The lender partnered with contractors and banks to provide point-of-sale loans to consumers for home-improvement and home-maintenance projects. The contractors used a technology platform developed by the fintech lender to offer financing offers to the consumer. The complaint alleges, among other claims, that the company violates California’s Credit Services Act, including by collecting transaction and performance fees, failing to provide specific disclosures, and failing to register with the California Department of Justice. It also alleges the company violates California’s Unfair Competition Law by violating the Credit Act and by violating the California Financing Law by not being licensed.

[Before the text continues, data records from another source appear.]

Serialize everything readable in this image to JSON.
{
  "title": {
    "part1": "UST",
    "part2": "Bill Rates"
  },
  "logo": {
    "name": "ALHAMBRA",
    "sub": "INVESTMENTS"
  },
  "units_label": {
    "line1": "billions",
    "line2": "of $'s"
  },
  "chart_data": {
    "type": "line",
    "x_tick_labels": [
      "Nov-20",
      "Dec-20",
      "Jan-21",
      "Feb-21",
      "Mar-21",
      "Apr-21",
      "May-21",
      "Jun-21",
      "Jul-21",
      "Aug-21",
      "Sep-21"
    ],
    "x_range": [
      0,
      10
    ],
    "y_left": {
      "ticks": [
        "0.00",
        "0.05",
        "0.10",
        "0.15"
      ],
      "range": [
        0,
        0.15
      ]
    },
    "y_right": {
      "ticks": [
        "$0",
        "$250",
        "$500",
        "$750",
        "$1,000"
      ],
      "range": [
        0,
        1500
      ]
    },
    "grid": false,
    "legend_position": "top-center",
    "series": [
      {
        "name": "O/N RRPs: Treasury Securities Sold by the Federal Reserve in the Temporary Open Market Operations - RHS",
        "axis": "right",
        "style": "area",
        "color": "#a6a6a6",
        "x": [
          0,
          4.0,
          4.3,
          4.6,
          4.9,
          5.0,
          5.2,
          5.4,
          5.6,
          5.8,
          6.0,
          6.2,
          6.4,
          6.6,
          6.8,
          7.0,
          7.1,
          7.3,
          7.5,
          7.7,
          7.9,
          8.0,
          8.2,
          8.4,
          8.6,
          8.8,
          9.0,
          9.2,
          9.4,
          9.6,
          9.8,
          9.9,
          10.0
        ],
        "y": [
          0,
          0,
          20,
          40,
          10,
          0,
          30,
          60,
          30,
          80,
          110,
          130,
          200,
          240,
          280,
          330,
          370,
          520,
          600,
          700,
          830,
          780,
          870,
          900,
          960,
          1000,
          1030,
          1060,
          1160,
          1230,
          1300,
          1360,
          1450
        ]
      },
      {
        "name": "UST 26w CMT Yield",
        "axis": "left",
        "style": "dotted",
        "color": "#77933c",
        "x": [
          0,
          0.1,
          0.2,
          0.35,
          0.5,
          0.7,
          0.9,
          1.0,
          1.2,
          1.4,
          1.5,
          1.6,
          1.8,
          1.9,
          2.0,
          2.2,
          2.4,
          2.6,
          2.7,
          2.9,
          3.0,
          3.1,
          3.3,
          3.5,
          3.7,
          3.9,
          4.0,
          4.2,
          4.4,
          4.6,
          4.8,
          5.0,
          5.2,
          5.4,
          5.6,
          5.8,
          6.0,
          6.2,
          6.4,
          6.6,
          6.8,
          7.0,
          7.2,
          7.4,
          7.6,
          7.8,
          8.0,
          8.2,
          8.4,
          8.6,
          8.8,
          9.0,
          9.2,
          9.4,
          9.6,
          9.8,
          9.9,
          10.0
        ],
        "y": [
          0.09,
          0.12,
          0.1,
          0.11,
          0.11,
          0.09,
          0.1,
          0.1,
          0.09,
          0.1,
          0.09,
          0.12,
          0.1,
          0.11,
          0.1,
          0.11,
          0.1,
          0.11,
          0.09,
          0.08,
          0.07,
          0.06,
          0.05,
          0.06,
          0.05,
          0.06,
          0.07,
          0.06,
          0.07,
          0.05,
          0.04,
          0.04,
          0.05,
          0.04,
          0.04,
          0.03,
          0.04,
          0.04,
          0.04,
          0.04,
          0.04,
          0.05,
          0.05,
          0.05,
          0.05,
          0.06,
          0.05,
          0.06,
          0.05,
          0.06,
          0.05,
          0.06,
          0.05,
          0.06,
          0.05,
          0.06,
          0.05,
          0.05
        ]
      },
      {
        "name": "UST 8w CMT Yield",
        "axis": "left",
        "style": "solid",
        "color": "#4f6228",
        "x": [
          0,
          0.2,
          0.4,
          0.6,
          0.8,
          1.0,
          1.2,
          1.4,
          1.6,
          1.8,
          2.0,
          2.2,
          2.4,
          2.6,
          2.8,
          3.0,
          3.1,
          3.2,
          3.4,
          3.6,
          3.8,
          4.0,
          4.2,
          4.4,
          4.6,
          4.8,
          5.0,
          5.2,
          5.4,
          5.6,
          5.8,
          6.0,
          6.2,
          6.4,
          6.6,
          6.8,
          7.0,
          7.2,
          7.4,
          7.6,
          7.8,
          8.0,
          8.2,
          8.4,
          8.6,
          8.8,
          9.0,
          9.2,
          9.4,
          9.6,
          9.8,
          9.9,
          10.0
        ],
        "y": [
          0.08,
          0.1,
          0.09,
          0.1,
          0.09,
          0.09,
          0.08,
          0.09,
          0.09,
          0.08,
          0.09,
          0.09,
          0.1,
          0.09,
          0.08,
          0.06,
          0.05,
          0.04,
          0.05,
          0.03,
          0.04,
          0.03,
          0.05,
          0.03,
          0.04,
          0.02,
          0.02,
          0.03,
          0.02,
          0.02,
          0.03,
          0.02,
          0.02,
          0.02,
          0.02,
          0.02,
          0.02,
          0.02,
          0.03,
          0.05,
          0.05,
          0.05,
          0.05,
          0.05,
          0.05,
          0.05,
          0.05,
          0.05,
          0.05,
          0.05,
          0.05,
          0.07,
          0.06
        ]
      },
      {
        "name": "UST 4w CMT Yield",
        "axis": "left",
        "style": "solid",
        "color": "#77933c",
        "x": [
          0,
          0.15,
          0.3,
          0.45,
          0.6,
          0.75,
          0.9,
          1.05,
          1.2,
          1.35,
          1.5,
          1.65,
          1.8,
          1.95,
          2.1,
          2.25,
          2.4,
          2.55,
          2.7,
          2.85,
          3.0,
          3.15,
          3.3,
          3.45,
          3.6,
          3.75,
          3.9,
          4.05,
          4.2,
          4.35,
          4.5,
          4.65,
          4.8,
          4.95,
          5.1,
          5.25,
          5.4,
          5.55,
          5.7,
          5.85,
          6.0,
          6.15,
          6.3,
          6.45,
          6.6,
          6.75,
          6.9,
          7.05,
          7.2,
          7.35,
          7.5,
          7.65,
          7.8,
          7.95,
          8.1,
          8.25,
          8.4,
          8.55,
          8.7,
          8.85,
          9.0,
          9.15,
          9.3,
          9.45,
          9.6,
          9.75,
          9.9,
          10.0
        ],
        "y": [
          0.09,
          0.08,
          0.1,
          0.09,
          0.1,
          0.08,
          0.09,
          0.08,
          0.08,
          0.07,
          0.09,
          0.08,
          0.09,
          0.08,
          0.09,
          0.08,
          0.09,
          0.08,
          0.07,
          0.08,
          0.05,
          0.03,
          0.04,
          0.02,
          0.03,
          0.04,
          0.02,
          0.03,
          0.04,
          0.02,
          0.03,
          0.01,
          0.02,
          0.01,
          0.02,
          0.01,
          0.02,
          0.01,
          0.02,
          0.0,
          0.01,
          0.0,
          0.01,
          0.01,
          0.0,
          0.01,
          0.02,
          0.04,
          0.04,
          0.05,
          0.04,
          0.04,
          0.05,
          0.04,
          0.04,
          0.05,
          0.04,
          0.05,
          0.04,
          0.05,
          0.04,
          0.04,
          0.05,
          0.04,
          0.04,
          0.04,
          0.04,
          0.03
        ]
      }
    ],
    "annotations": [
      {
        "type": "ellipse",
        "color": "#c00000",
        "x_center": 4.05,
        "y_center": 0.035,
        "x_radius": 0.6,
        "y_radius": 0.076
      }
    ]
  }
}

The court certified a class of California borrowers who took out consumer program loans of $500 or more from January 9, 2016 onward, where the loan was subject to a transaction fee of at least 1% of the principal amount. The court determined that the case met the necessary legal standards for class action status, including sufficient class size and commonality of claims.
The court also rejected the lender’s request for summary judgement on plaintiffs’ transaction fee claims, affirming that the fees may have been indirectly passed to consumers through higher project costs. The court determined that plaintiffs had provided sufficient evidence supporting these claims, allowing the case to proceed.
Conversely, the court granted summary judgment in favor of the lender on claims related to performance fees, determining that plaintiffs had failed to establish a direct financial impact on borrowers. While plaintiffs suggested that these fees contributed to increased interest rates, the court found no clear evidence supporting this assertion.
Putting It Into Practice: The case highlights the ongoing scrutiny of fintech lending models, particularly with respect to fee disclosures and cost pass-through mechanisms. Lenders should continue to monitor developments in this space; while federal enforcement agencies may step back, we expect the plaintiffs’ bar to continue to be active.